Kleanthis Xanthopoulos, President & CEO, Regulus Therapeutics
KLEANTHIS XANTHOPOULOS, PRESIDENT AND CEO, REGULUS THERAPEUTICS: Small startups are operating under extreme constraints of capital. But there is another issue—that is, accessing capital in a way that is non-dilutive: you want to obtain funding without sacrificing equity to the point that the organization has no financial incentive to progress against its own internal milestones. As a startup, what we are really selling is hope—the ability to execute against an idea that might, with time, lead to a product. If you can demonstrate in a stepwise fashion the capacity to advance that idea, then you will be able to find sources of financing. Big Pharma certainly has the deep pockets to support a novel molecule, or a new diagnostic target; each of the top 10 pharmas spend roughly $5 billion a year on in-house R&D. They also claim to allocate around 30 percent of their resources to external R&D projects. If you do the math, that's an aggregate of $15 billion per year towards collaborations.


Bob Baltera, President & CEO, Amira Pharmaceuticals
BOB BALTERA, CEO, AMIRA PHARMACEUTICALS: One reason why it is harder to attract venture capital to biotech is that in today's high-risk environment, investors have to plan on a 20-year window on their investments. The old 10-year fund life model for venture capital is on life support, if not dead. What I see instead is that funders are willing to talk only when you have a compound that you own and it is progressing at Phase III. A decade ago there was interest in financing to help you move from Phase II proof of concept to Phase IIb. No more. We are in survival mode. And cash is king.

LICHTER: I am a bit more optimistic. Being the 69th company investing in oncology is no recipe for success, but if you have a compound that is a truly novel alternative to expensive surgery, then you have a chance.

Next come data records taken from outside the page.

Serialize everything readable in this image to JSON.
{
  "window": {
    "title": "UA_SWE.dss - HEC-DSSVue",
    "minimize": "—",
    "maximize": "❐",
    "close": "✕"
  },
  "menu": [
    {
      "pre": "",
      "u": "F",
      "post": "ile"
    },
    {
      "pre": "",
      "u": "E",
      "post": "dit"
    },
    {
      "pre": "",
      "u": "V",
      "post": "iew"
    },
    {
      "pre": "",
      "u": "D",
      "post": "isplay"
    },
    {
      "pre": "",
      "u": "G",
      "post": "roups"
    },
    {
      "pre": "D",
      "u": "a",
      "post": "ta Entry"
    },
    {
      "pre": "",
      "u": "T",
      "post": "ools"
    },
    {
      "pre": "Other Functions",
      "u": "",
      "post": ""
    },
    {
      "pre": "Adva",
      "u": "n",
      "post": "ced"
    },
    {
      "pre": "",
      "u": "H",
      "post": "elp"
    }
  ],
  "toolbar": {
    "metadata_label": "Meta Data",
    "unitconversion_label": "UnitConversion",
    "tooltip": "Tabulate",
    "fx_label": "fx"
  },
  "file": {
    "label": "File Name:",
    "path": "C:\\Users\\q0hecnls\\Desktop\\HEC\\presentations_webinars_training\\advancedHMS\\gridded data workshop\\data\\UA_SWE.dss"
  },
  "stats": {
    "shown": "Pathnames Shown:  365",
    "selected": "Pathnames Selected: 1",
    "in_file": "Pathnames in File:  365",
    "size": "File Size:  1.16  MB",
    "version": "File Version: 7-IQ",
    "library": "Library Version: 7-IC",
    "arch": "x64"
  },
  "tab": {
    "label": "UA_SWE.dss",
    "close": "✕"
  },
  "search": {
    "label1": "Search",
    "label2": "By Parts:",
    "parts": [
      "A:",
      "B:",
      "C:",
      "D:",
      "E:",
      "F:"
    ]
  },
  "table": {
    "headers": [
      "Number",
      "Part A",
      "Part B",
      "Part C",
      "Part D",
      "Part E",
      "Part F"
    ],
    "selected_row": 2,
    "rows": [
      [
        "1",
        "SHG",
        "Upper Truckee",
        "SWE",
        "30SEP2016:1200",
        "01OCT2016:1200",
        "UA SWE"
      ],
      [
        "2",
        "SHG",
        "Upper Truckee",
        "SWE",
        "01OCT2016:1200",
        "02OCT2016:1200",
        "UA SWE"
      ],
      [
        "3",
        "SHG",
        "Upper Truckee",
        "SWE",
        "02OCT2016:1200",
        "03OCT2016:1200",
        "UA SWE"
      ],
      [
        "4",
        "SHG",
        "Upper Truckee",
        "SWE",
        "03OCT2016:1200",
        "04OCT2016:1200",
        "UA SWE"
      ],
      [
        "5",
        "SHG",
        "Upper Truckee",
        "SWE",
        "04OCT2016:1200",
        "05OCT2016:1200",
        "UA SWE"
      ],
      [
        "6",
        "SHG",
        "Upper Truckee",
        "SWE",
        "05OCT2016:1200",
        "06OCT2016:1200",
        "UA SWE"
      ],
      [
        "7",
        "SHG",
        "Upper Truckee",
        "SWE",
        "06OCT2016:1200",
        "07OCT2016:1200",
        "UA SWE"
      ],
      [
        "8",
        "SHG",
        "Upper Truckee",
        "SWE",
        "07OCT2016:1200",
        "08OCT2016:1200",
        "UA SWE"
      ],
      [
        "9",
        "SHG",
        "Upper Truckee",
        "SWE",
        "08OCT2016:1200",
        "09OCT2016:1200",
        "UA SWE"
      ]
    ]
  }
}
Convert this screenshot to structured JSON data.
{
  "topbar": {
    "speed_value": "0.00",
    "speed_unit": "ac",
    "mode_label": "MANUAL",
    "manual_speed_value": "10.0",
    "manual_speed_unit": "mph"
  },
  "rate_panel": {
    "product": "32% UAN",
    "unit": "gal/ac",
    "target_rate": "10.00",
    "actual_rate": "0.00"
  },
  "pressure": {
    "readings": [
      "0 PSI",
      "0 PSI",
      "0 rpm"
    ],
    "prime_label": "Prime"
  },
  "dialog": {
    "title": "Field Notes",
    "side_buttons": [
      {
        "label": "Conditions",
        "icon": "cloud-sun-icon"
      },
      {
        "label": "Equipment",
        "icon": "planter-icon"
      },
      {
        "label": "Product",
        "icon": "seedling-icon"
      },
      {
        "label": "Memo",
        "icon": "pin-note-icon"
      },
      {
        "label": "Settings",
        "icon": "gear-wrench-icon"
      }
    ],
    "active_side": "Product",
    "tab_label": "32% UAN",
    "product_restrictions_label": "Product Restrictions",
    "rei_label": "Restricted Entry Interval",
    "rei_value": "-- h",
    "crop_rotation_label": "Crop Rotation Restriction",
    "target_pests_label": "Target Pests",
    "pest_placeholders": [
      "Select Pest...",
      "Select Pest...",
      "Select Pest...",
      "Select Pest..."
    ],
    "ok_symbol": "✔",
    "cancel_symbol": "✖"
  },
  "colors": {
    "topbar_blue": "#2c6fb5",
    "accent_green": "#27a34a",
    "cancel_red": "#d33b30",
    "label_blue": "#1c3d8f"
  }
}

XANTHOPOULOS: This industry has always been in a survival mode. Nothing has really changed on that front.

BALTERA: If you pulled out the list of biotech companies that went public in 1995, how many of these companies today have products on the market or even still exist? I could count them on one hand. The confidence and optimism at that time led to much over-reaching, including the assertion that a cure for Alzheimer's would be found in 10 years. The reality is it takes more than a decade just to progress to a clinical trial.

LICHTER: I disagree with the notion that any investor in biotech can obtain an asset that is de-risked. Even if you have a good bet on a compound's clinical efficacy at Phase III, there are significant looming challenges on the payer and physician front that did not exist a decade ago. Getting providers to pay for innovation is a big new risk factor. My company focuses on efficient leveraging of capital, with the objective being to get to human proof of concept on less than a $15 million stake, at which point we can seek out partners. Then there is the challenge of keeping those partners on board. Ten years is the basic limit of tolerance to yield a payout and the time scales on commercialization are out of sync with that.

Other sectors have it easier. In the technology business, you can put a few hundred thousand dollars to work and create something in your garage, shop a prototype, refine it, launch it, and start producing revenue—all in a matter of a year or so. That's a blink in our business. And given the long lead times, we have to anticipate what the payer environment will be like in 10 to 15 years, at which time the market might have changed so dramatically there is no need for your invention.